Shore, the creator of House and the executive producer of The Good Doctor, wrote Thursday in a message to the guild’s members that the ATA “tells us that eliminating packaging fees won’t result in more money going to writers. Or to anyone; that it will just go back to the studio. That seems either naïve or disingenuous. The agencies have been able to get the studios to pay these fees in exchange for delivering us to the studios. The value of that service remains unchanged.
“But more than seeming wrong, I know it’s wrong. I insisted that a show I was developing not be packaged. And, as a direct result, I received control of the points that were normally allotted to the agencies. Furthermore, I have been able to increase my budget by an amount equal to an imputed packaging fee. That extra money now goes to the show, where it belongs, to use as we see fit, not to an agency.”

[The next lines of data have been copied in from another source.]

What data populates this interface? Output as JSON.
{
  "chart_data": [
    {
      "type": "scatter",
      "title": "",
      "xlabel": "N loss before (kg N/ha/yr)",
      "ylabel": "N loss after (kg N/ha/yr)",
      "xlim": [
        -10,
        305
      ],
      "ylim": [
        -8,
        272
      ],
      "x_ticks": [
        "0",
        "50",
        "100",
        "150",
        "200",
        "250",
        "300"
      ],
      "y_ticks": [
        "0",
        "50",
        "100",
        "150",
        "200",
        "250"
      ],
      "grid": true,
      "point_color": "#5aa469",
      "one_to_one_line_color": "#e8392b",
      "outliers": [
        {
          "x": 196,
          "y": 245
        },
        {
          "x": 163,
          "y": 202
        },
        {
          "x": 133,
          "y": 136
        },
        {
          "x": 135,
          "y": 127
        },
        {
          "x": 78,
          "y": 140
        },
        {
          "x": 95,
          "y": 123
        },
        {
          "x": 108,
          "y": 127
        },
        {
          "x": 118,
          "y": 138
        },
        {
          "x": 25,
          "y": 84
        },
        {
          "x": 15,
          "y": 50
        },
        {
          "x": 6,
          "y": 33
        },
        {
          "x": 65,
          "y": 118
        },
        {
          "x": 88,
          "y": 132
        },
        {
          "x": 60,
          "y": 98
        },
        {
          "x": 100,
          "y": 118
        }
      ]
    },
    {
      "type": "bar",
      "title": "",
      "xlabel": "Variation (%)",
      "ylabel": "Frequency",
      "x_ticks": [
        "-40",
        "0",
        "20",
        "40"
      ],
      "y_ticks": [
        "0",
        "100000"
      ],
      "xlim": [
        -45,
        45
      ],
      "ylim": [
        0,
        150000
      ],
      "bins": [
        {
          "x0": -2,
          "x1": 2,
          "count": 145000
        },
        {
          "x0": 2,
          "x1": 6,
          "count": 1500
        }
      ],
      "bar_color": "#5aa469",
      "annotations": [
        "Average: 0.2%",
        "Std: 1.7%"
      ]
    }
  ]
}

The WGA presented the ATA with its proposals for a new agreement nearly a year ago, but the two sides have only met twice – on February 5 and February 19 – at the bargaining table. The guild and the ATA say they’re both ready to resume the stalled negotiations, but haven’t yet set a date.
The WGA East and West will hold a vote of their members on March 25, when guild members are expected to approve a new Code of Conduct that would ban packaging and agency production deals with related entities. If a new agreement isn’t reached with the ATA by April 6, the guild says it will order its members to fire their agents en mass who refuse to sign the Code.